The final deadline for self employed people to file their tax returns online is fast approaching  on November 14.

And as the ad campaigns tell us, they can indeed save a fortune by salting money away in their pensions.

Those on PAYE can also make the same savings by upping their additional voluntary contributions to their company pensions by the end of the year.

I heartily recommend investing spare cash in your pensions.

It’s still a good idea to get a pension but it’s important to know the downsides too.

So here they are five pros - and five cons – of pension investment:

Pros

Time

Pensions are a slow-burning long term investment. This means there’s time to even out the ups and downs of market fortunes.

Growth

It also means you benefit from the wonderful affect of compound growth.

Usually,pension investments do well over time.

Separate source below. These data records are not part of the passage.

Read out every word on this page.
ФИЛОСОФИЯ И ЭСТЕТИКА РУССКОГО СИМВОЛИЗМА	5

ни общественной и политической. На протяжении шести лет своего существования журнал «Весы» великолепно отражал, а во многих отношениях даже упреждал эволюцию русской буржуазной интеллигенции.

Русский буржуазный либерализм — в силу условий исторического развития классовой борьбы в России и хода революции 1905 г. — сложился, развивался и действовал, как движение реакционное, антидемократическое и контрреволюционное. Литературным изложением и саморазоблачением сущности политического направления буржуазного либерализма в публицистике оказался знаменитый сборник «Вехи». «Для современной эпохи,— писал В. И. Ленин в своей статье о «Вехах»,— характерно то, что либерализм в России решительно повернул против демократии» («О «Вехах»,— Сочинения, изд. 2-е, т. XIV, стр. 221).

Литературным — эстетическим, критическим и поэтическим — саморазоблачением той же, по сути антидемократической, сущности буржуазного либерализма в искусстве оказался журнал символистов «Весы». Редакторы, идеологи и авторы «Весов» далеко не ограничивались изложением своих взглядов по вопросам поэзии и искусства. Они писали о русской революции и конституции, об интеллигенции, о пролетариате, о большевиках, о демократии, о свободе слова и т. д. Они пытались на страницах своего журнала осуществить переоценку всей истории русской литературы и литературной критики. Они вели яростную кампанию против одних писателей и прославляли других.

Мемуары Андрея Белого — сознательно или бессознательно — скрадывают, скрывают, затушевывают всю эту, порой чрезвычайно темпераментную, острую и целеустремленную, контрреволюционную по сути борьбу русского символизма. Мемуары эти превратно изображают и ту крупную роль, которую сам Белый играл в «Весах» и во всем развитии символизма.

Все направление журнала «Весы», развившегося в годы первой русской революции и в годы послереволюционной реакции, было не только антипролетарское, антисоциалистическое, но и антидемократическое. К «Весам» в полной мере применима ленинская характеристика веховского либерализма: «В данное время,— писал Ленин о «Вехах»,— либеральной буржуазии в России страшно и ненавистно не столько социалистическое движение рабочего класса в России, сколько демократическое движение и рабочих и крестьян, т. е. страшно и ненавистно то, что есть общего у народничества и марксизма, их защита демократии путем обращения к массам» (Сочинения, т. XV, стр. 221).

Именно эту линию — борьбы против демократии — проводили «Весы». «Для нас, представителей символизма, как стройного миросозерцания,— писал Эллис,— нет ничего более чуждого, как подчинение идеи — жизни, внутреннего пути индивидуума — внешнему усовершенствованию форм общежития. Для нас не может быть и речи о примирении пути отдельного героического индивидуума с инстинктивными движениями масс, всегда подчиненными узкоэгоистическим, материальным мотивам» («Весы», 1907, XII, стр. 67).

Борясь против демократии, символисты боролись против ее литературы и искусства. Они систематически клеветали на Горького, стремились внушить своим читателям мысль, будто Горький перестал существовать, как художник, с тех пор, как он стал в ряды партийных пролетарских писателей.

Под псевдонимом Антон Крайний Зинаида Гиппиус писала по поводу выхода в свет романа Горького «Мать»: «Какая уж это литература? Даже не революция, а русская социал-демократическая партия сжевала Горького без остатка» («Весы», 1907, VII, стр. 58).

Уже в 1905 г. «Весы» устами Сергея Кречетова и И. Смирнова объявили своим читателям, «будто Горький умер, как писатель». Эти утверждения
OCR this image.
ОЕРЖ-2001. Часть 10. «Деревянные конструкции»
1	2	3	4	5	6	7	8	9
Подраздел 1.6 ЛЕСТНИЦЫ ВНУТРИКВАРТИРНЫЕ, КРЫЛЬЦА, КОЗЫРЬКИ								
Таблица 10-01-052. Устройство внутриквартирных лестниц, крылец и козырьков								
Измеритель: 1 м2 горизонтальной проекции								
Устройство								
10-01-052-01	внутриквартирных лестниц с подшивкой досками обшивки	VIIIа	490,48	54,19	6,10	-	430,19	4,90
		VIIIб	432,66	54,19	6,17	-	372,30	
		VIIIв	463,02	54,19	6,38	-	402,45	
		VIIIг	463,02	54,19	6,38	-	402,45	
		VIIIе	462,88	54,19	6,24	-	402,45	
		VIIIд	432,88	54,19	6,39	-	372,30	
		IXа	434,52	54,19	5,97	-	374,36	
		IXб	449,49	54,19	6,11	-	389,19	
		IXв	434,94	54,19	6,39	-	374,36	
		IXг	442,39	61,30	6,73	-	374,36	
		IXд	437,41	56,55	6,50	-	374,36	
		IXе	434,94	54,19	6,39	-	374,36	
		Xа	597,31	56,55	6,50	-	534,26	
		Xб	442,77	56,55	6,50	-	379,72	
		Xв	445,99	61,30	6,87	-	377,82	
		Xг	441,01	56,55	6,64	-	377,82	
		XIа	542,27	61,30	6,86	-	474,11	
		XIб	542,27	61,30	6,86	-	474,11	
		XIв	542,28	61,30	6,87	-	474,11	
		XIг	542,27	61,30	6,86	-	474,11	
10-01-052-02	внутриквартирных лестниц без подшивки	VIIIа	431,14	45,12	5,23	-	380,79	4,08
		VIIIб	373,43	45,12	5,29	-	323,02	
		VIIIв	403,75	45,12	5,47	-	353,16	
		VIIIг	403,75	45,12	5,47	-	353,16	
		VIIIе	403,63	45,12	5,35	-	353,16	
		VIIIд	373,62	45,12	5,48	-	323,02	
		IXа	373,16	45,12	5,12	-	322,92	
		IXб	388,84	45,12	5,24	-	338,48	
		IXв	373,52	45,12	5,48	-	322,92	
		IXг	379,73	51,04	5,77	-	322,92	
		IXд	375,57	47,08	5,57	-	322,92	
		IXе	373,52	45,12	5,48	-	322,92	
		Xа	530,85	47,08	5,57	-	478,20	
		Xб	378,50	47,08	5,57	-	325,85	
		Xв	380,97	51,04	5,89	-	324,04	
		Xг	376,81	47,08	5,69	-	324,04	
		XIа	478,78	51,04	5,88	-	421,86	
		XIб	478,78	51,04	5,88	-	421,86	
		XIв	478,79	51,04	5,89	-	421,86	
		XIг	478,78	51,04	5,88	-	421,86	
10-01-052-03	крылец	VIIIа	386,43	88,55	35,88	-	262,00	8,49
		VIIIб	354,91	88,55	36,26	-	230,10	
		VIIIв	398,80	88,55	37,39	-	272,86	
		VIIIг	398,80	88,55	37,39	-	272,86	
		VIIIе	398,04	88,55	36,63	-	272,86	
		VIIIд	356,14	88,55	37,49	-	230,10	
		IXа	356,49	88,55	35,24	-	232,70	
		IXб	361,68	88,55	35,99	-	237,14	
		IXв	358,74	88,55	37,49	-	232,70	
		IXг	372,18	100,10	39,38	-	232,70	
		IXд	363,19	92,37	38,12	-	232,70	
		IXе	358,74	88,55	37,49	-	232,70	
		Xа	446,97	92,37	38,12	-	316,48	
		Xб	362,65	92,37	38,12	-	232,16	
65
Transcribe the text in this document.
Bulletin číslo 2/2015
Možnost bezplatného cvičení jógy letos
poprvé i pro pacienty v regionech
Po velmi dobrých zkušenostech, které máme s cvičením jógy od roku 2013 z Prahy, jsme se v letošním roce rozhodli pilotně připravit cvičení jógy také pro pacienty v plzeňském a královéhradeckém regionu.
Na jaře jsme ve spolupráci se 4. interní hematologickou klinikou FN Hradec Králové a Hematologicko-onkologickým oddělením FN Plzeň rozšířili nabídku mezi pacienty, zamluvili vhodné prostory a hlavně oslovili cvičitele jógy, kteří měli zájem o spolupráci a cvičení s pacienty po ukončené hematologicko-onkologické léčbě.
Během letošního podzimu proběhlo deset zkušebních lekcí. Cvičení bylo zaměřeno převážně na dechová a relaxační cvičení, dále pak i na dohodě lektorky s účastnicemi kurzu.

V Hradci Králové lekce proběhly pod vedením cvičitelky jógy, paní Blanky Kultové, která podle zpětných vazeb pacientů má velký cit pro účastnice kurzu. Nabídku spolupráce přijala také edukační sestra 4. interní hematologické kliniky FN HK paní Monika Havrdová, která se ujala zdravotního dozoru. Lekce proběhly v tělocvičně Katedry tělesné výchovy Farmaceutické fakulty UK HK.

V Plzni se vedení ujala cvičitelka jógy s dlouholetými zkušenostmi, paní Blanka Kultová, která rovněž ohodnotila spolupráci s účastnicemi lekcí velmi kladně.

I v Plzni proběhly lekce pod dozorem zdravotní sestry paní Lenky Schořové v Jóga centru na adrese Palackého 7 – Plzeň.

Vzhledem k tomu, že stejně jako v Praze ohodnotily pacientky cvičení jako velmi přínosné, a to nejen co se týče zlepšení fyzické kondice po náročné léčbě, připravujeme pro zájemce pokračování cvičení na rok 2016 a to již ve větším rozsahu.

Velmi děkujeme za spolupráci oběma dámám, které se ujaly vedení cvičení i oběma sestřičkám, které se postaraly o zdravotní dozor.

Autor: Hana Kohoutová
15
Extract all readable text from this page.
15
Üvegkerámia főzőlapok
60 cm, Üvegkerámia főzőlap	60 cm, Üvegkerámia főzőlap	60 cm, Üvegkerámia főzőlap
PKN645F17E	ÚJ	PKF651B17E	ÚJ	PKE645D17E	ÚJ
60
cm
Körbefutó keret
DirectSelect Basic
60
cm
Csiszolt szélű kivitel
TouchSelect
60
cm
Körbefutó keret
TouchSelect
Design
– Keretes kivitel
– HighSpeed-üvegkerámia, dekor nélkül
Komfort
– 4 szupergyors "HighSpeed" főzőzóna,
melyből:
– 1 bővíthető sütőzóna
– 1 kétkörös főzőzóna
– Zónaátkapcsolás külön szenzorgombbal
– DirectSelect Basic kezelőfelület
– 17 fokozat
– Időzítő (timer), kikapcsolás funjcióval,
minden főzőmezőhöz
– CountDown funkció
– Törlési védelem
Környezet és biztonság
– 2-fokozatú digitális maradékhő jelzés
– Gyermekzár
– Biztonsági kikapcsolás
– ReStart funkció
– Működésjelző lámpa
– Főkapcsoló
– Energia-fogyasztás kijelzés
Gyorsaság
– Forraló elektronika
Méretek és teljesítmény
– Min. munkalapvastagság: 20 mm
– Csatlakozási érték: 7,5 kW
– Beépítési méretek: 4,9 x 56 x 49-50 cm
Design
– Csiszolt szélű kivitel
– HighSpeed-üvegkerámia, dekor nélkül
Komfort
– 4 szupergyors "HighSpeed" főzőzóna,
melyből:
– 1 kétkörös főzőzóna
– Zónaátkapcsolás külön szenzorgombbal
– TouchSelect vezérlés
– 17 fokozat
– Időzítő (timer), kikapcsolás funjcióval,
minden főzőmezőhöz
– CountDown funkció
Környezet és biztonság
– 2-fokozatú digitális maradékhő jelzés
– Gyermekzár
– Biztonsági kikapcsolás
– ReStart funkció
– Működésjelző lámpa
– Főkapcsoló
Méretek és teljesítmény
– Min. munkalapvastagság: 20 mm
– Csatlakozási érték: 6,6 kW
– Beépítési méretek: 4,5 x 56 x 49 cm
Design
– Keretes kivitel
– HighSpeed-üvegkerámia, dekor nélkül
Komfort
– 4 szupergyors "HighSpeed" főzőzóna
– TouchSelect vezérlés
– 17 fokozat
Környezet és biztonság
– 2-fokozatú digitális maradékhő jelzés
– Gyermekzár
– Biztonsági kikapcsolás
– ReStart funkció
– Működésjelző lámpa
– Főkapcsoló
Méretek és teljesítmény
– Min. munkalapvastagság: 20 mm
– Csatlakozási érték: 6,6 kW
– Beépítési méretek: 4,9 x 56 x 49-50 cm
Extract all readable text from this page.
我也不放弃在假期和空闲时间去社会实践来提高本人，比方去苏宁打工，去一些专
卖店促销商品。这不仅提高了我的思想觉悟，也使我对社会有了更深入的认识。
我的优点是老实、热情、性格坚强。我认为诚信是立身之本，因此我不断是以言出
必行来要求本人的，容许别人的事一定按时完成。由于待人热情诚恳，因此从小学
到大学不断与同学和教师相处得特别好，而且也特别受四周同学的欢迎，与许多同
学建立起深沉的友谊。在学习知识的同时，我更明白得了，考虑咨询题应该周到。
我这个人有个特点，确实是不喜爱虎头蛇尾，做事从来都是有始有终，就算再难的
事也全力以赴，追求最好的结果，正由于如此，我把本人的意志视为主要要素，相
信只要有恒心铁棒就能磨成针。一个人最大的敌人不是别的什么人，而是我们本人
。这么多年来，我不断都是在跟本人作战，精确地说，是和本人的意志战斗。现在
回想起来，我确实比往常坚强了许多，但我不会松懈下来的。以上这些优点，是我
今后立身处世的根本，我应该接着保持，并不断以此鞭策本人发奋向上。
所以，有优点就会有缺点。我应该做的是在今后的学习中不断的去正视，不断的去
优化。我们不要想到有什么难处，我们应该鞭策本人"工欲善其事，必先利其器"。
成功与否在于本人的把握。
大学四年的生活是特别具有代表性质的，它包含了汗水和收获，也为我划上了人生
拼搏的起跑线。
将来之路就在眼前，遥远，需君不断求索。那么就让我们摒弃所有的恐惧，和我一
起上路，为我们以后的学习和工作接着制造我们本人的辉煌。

Over the first 7 months of 2019 Irish managed pension funds show healthy average growth of 14.6%. And Despite the market turmoil, over the last 10 years, Irish managed funds have returned an average of nearly 10% per annum,” said Philip Doyle of advisors Ocean.ie

Tax relief

40% tax relief on pensions make them an investment ‘no brainer’, although there are limits depending on your age.

How much can I put in my pension? 

Age % of Earnings

Under 30 15%

30-39 20%

40-49 25%

50-54 30%

55-59 35%

60 and over 40%

Employer contributions

Even better, when your employer matches your contributions, as they all will have to in three years’ time, you double your money again.


State contributions

The State is also set to top up your pension further as part of the auto enrolment scheme. 

Cons

You have to pay tax when you take money out

Pension companies go nuts telling us about tax relief when you put money into your pension. They never mention that you have to pay tax when you take it out! But you can still get 25% of your pension pot tax-free up to €200k, you may be paying tax at a lower rate in retirement, and pensioners can have a much higher tax exemption threshold.  

Charges

How do you think pension companies pay for all those ads telling us how great pensions are? By taking charges and fees from your pension fund. These can be onerous but the proposed mandatory pension scheme has reasonable charges capped at half a percent per year.

The Government can (and did) grab your money

When the Government urges us all to get a pension, it doesn’t mention that the big fat savings pot where we all save our pension money is an irrestible target when it needs money fast. Between 2014 and 2015 a pensions levy took out up to 0.75% of our total pension assets every year, which doesn’t sound than much but it was a massive hit.

Owning your house is your best pension

If you don’t own your own home, I think buying one deserves priority over your pension. Imagine retiring and having to pay rent in the current private market? That money you save on rent is also a tax free bonus and you can also trade down hour home in retirement if you need cash, tax-free.